Pour 540 fiches, il est possible de connaître au moins une durée complète d’un séjour en maison ou à domicile. En tout, nous disposons de 772 séjours complets. De manière grossière, on peut calculer la moyenne générale de ces séjours qui s’élevait à 64,27 jours – soit environ deux mois. Une durée exceptionnelle de neuf ans dans le même bordel fausse un peu ces résultats – si on ne la prend pas en compte, on obtient une durée moyenne de 60,16 jours. Ce résultat global masque de larges disparités d’une fille à l’autre, voire à l’intérieur d’un même parcours. Le tableau suivant répartit la moyenne des séjours calculée pour chaque fiche :
Durée moyenne | Nombre de parcours | % |
≤ 7 jours | 55 | 10 |
]7-15 jours] | 72 | 13,5 |
]15-21 jours] | 44 | 8 |
]21-30 jours] | 74 | 13,5 |
]30-60 jours] | 134 | 25 |
]60-90 jours] | 53 | 10 |
]90-120 jours] | 43 | 8 |
]120-150 jours] | 25 | 4,5 |
]150-180 jours] | 10 | 2 |
]180-210 jours] | 10 | 2 |
]210-240 jours] | 3 | 0,5 |
]240-270 jours] | 5 | 1 |
]270-300 jours] | 3 | 0,5 |
]300-330 jours] | - | - |
]330-360 jours] | 2 | 0,25 |
> 360 jours | 7 | 1,25 |
La première constatation est simple : une moyenne générale de deux mois est très peu élevée et est la marque d’une grande instabilité professionnelle ; les filles devaient changer fréquemment de maison et la ventilation des moyennes est réellement significative. La moyenne des séjours de la plupart des parcours était comprise entre un jour et un mois (45%) – et tout de même 10% restaient moins d’une semaine au même endroit. Voilà qui abonde dans le sens d’une importante mobilité. Le quart ne passait pas plus de deux à trois mois dans une maison. Au-delà, on note une forte décroissance, bien qu’encore 22,5% restaient entre trois et cinq mois. Seules 7,5% s’installaient plus de cinq mois et 1,25% plus d’un an. Ces exceptions ne démentent pas la brièveté des passages : en moyenne sept filles sur dix ne s’attardaient pas plus de deux mois dans un bordel – et souvent beaucoup moins. Généralement, nous ne possédons qu’un parcours complet par fille.

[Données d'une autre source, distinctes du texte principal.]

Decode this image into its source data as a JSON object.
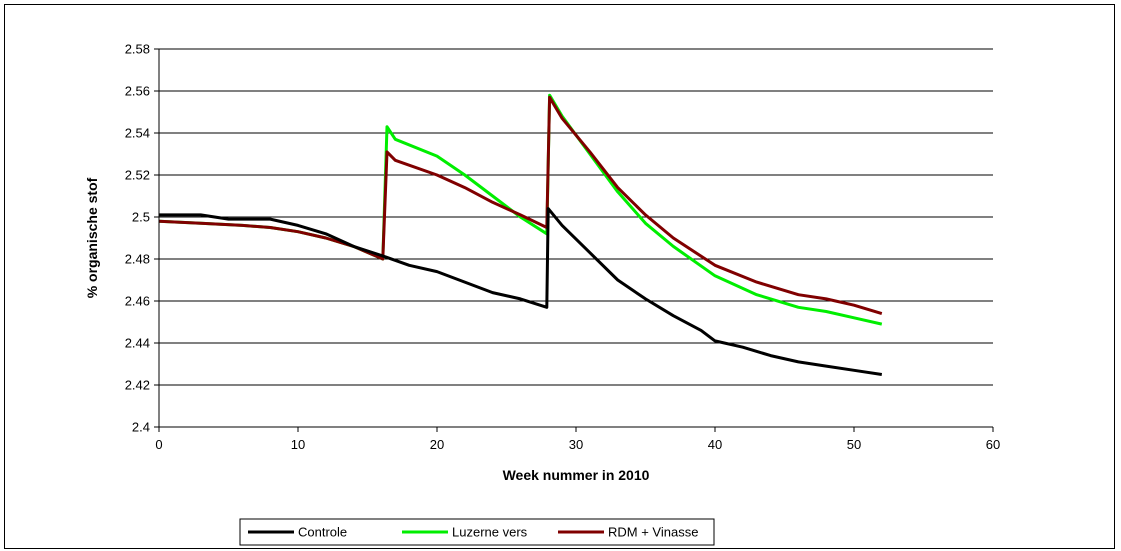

Il y a cependant des exceptions. Dans ces cas, on se rend compte de la variation des durées au sein d’un même parcours. 5, 6, 7, 20, 29, 30, 45, 118 jours : Mariette Chaîne passait peu de temps dans chaque maison mais malgré tout restait entre cinq jours et presque quatre mois. Marie Charles resta quatre jours rue Ferrandière chez Bourgeon, avant d’y revenir, près de deux ans plus tard, pour y rester onze mois. Les écarts, ici exceptionnels, montrent bien les différences existantes ; les filles restaient quelques jours ici, quelques semaines là, à nouveau quelques jours ailleurs puis, parfois, quelques mois dans telle autre maison 1386 .

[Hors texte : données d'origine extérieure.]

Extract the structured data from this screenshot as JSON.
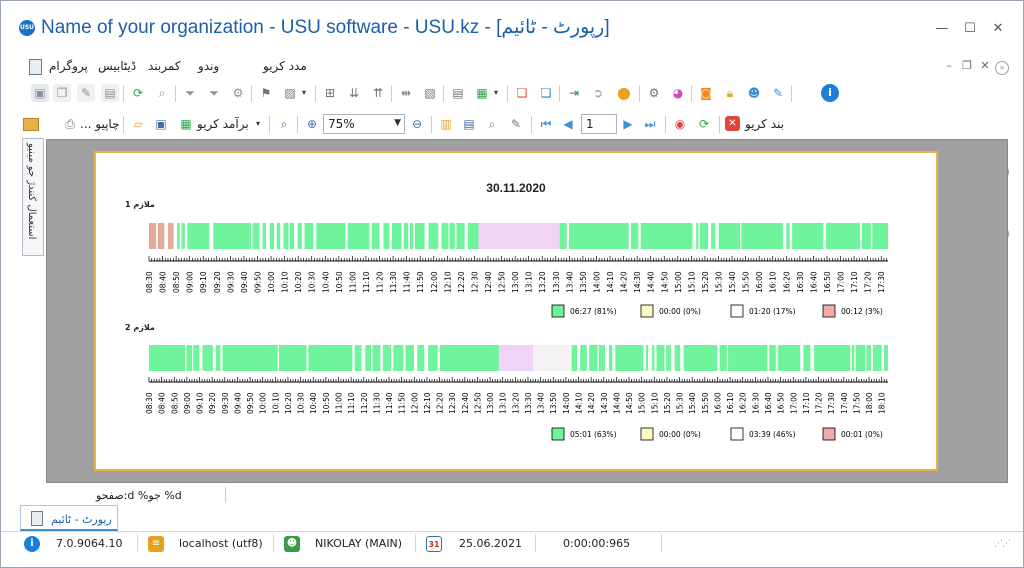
{
  "window": {
    "title": "Name of your organization - USU software - USU.kz - [رپورٹ - ٹائیم]",
    "logo_text": "USU",
    "minimize": "—",
    "maximize": "☐",
    "close": "✕",
    "inner_minimize": "–",
    "inner_restore": "❐",
    "inner_close": "✕"
  },
  "menu": {
    "items": [
      "مدد کریو",
      "وندو",
      "کمربند",
      "ڈیٹابیس",
      "پروگرام"
    ]
  },
  "toolbar2": {
    "close_report_label": "بند کریو",
    "page_value": "1",
    "zoom_value": "75%",
    "export_label": "برآمد کریو",
    "print_label": "... چاپیو"
  },
  "side_panel": {
    "label": "استعمال کنندڙ جو مینیو"
  },
  "report": {
    "date": "30.11.2020",
    "employees": [
      {
        "label": "ملازم 1",
        "times": [
          "08:30",
          "08:40",
          "08:50",
          "09:00",
          "09:10",
          "09:20",
          "09:30",
          "09:40",
          "09:50",
          "10:00",
          "10:10",
          "10:20",
          "10:30",
          "10:40",
          "10:50",
          "11:00",
          "11:10",
          "11:20",
          "11:30",
          "11:40",
          "11:50",
          "12:00",
          "12:10",
          "12:20",
          "12:30",
          "12:40",
          "12:50",
          "13:00",
          "13:10",
          "13:20",
          "13:30",
          "13:40",
          "13:50",
          "14:00",
          "14:10",
          "14:20",
          "14:30",
          "14:40",
          "14:50",
          "15:00",
          "15:10",
          "15:20",
          "15:30",
          "15:40",
          "15:50",
          "16:00",
          "16:10",
          "16:20",
          "16:30",
          "16:40",
          "16:50",
          "17:00",
          "17:10",
          "17:20",
          "17:30"
        ],
        "legend": [
          {
            "color": "#6ff39b",
            "text": "06:27 (81%)"
          },
          {
            "color": "#fdfbc0",
            "text": "00:00 (0%)"
          },
          {
            "color": "#ffffff",
            "text": "01:20 (17%)"
          },
          {
            "color": "#f3a9a9",
            "text": "00:12 (3%)"
          }
        ]
      },
      {
        "label": "ملازم 2",
        "times": [
          "08:30",
          "08:40",
          "08:50",
          "09:00",
          "09:10",
          "09:20",
          "09:30",
          "09:40",
          "09:50",
          "10:00",
          "10:10",
          "10:20",
          "10:30",
          "10:40",
          "10:50",
          "11:00",
          "11:10",
          "11:20",
          "11:30",
          "11:40",
          "11:50",
          "12:00",
          "12:10",
          "12:20",
          "12:30",
          "12:40",
          "12:50",
          "13:00",
          "13:10",
          "13:20",
          "13:30",
          "13:40",
          "13:50",
          "14:00",
          "14:10",
          "14:20",
          "14:30",
          "14:40",
          "14:50",
          "15:00",
          "15:10",
          "15:20",
          "15:30",
          "15:40",
          "15:50",
          "16:00",
          "16:10",
          "16:20",
          "16:30",
          "16:40",
          "16:50",
          "17:00",
          "17:10",
          "17:20",
          "17:30",
          "17:40",
          "17:50",
          "18:00",
          "18:10"
        ],
        "legend": [
          {
            "color": "#6ff39b",
            "text": "05:01 (63%)"
          },
          {
            "color": "#fdfbc0",
            "text": "00:00 (0%)"
          },
          {
            "color": "#ffffff",
            "text": "03:39 (46%)"
          },
          {
            "color": "#f3a9a9",
            "text": "00:01 (0%)"
          }
        ]
      }
    ],
    "colors": {
      "active": "#6ff39b",
      "break": "#efd4f7",
      "idle": "#ffffff",
      "late": "#e5a99a",
      "offline": "#f2f2f2"
    }
  },
  "footer": {
    "page_status": "صفحو:d %جو %d",
    "tab_label": "رپورٹ - ٹائیم",
    "version": "7.0.9064.10",
    "db": "localhost (utf8)",
    "user": "NIKOLAY (MAIN)",
    "date": "25.06.2021",
    "timer": "0:00:00:965",
    "calendar_day": "31"
  }
}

Peut-on expliquer la brièveté des séjours par des facteurs particuliers ? L’origine géographique n’apparaît pas comme une raison plausible ; la durée moyenne du séjour des Lyonnaises était supérieure d’une quinzaine de jours à la moyenne générale ; leur tendance à s’inscrire un peu plus longtemps dans une maison n’est pas confirmée dès lors qu’on considère celles qui restèrent plus de 150 jours au même endroit – les Lyonnaises, ni même les natives du Rhône, n’étaient alors surreprésentées. D’une manière identique, la répartition par classes indique des variations légères. Les séjours des filles en maison étaient plus courts que ceux des filles isolées et/ou clandestines, contrairement à ce qu’on aurait pu penser. Les maisons auraient donc davantage cherché le renouvellement que la stabilité. Enfin, il est patent que l’instabilité était liée à la jeunesse. Un séjour moyen durait environ 46 jours chez les 20 ans et moins, 58 jours chez les 21-30 ans et 100 jours chez les plus de 30 ans (sans prendre en compte celle qui resta neuf ans). Les fins de carrière étaient moins mouvementées chez les plus âgées qui avaient tout intérêt à s’installer durablement comme tenancières ou adjointes d’une mère maquerelle.
Une étude portant sur la prostitution lyonnaise des années 1852-1939 aboutit aux mêmes conclusions : les filles publiques restaient au maximum de six à neuf mois dans une maison et quelques jours au minimum. Cf. Cécile TOURNEUX, Prostitution et prostituées à Lyon (1852-1939), Mémoire de maîtrise dirigé par M. Yves Lequin, Lyon, Université Lumière Lyon 2, 1994, f° 54.